As other astronomers learned more details, they too said it appears likely that a legitimate meteorite hit Earth on Saturday — an rare occurence.
The Earth is constantly bombarded with objects from outer space, but most burn up in the atmosphere and never reach the planet's surface. Only one in a thousand rocks that that people claim are meteorites turn out to be real, according to Jay Melosh, an expert on impact craters and professor of planetary science at the University of Arizona.
Melosh was skeptical at first, initially calling it a "non-meteorite" and suggesting that the crater might have possibly come from below as a volcanic eruption. Then scientists learned of more details about the crater, as well as witness descriptions of a thunderous roar and a rain of smaller rocks coming down.
"It begins to sound more likely to me that this object could indeed be a meteorite," Melosh said Thursday.
Such impacts are rare, and astronomists still want to do other tests to confirm the strike.
Other details don't add up, they said — such as witness accounts of water in the muddy crater boiling for 10 minutes from the heat. Meteorites are actually cold when they hit Earth, astronomists say, since their outer layers burn up and fall away before impact.

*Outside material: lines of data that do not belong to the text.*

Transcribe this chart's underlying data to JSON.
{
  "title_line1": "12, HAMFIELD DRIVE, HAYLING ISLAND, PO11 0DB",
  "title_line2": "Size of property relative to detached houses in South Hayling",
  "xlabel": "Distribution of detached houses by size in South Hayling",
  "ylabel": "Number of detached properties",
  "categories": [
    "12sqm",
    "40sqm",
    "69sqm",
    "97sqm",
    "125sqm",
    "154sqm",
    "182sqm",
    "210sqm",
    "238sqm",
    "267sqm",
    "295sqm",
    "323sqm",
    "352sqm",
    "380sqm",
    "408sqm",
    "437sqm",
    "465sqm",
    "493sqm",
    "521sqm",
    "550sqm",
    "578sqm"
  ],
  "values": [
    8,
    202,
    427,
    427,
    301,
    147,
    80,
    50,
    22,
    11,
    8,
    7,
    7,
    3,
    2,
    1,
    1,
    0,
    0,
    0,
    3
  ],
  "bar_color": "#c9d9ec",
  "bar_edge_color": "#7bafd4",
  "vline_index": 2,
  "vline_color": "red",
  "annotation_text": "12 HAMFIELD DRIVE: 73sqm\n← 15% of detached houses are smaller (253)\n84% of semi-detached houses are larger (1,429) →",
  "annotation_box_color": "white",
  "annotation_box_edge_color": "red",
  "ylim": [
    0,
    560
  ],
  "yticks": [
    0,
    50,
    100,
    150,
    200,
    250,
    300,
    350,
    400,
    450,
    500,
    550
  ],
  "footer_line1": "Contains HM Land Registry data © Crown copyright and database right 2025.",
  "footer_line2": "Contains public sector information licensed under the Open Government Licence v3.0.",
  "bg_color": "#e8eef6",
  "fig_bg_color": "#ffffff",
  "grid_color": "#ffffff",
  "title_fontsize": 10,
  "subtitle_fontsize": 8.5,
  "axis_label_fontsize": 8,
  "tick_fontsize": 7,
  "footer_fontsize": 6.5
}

Experts also puzzled over claims that 200 local residents were sickened by fumes from the crater. Doctors who examined them found no evidence of illness related to the meteorite, and one suggested a psychosomatic reaction to the sight and sound of the plunging meteor.
More details emerged when astrophysicist Jose Ishitsuka of Peru's Geophysics Institute reached the site about 6 miles from Lake Titicaca. He confirmed that a meteorite caused a crater 42 feet wide and 15 feet deep, the institute's president, Ronald Woodman, told The Associated Press on Thursday.
Ishitsuka recovered a 3-inch magnetic fragment and said it contained iron, a mineral found in all rocks from space. The impact also registered a magnitude-1.5 tremor on the institute's seismic equipment — that's as much as an explosion of 4.9 tons of dynamite, Woodman said. (Associated Press)
Local residents described a fiery ball falling from the sky and smashing into the desolate Andean plain.
Doctors told an Associated Press Television News cameraman at the site that they had found no sign of radioactive contamination among families living nearby. But they said they had taken samples of blood, urine and hair to analyze.